The state of Louisiana is looking at options to get the U.S. Supreme Court to reconsider its recent ruling forbidding the death penalty in child rape cases after the U.S. government took the rare step of acknowledging it made an oversight.
The Supreme Court’s June 25 decision said there was no legal precedent for the death penalty, but the court neglected to consider a 2006 federal law that says the rape of children by military personnel could bring capital punishment.
Attorneys for the state of Louisiana and the Justice Department made the same oversight in petitions they filed with the federal courts.
Supreme Court procedures allow parties to a case to ask for a new hearing within 25 days after a decision is issued. Although many parties have petitioned for the reviews, they almost never have been granted in the court’s history.
Louisiana Gov. Bobby Jindal said he has spoken with lawyers who represented the state “and have encouraged them both to seriously review these new facts and consider petitioning the court for a rehearing.”
The case involved a Harvey, La., man who was convicted of brutally raping his 8-year-old stepdaughter. A jury decided he should get the death penalty under a 1995 state law.
Five other states also allow the death penalty for child rape. Those laws were invalidated by the Supreme Court ruling.
“The Supreme Court got this case wrong, plain and simple,” said Mr.

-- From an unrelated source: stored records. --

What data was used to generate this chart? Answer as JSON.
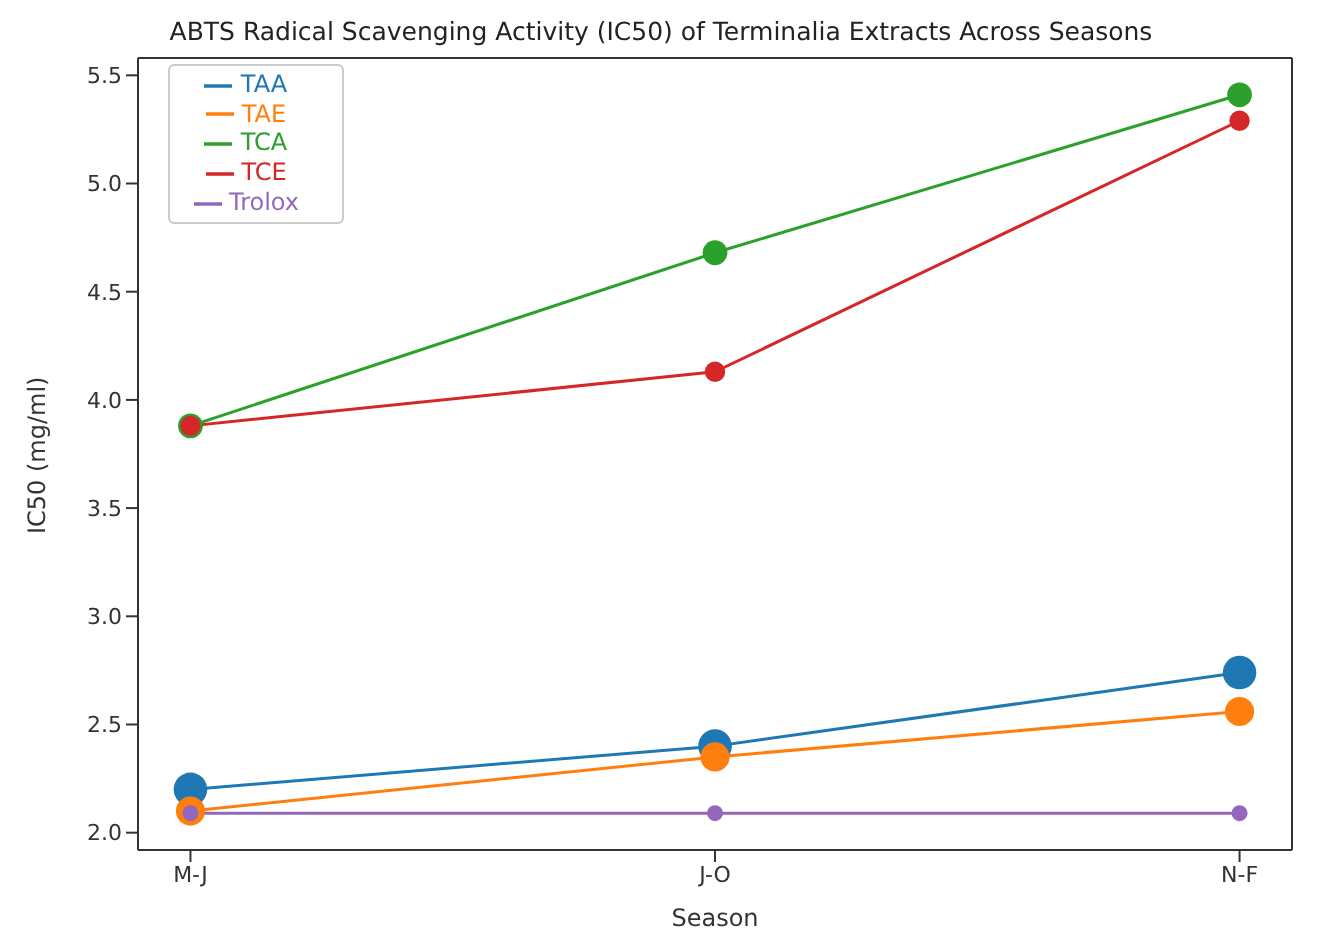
{
  "chart_data": {
    "type": "line",
    "title": "ABTS Radical Scavenging Activity (IC50) of Terminalia Extracts Across Seasons",
    "xlabel": "Season",
    "ylabel": "IC50 (mg/ml)",
    "categories": [
      "M-J",
      "J-O",
      "N-F"
    ],
    "series": [
      {
        "name": "TAA",
        "color": "#1f77b4",
        "values": [
          2.2,
          2.4,
          2.74
        ]
      },
      {
        "name": "TAE",
        "color": "#ff7f0e",
        "values": [
          2.1,
          2.35,
          2.56
        ]
      },
      {
        "name": "TCA",
        "color": "#2ca02c",
        "values": [
          3.88,
          4.68,
          5.41
        ]
      },
      {
        "name": "TCE",
        "color": "#d62728",
        "values": [
          3.88,
          4.13,
          5.29
        ]
      },
      {
        "name": "Trolox",
        "color": "#9467bd",
        "values": [
          2.09,
          2.09,
          2.09
        ]
      }
    ],
    "ylim": [
      1.92,
      5.58
    ],
    "yticks": [
      {
        "value": 2,
        "label": "2.0"
      },
      2.5,
      {
        "value": 3,
        "label": "3.0"
      },
      3.5,
      {
        "value": 4,
        "label": "4.0"
      },
      4.5,
      {
        "value": 5,
        "label": "5.0"
      },
      5.5
    ],
    "legend": "top left",
    "marker": "circle",
    "line_style": "solid"
  }
}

Jindal, a Republican.
The Justice Department has no plans to independently ask the Supreme Court to hear the case again.
“Only parties to a case may petition for rehearing,” the Justice Department said in a statement. “If a petition for rehearing is filed, the [Justice] Department will review the petition and consider what steps are appropriate, including possibly seeking leave of the court to provide our views on the petition for rehearing.”
The Supreme Court grants new hearings “extremely rarely” and even less often changes its own decisions, said Orin S. Kerr, a constitutional law professor at the George Washington University Law School. “I don’t think there’s been a petition like this granted in decades.”
The Justice Department acknowledged that its attorneys mistakenly failed to consider the National Defense Authorization Act for Fiscal Year 2006 in its legal briefs.
“We regret that the Department didn’t catch the 2006 law when the case of Kennedy v. Louisiana was briefed,” the department said in its statement. “It’s true that the parties to the case missed it, but it’s our responsibility.”
The mistake was first mentioned over the weekend on a military blog, CAAFlog (http://caaflog.blogspot.com), run by U.S. Marine Corps Reserve Col. Dwight Sullivan. It said, “That is a congressional statute expressly authorizing the death penalty for the rape of a child. How come neither side in the Kennedy case even mentioned it?”
The New York Times reported it Wednesday, prompting the Justice Department to issue its statement.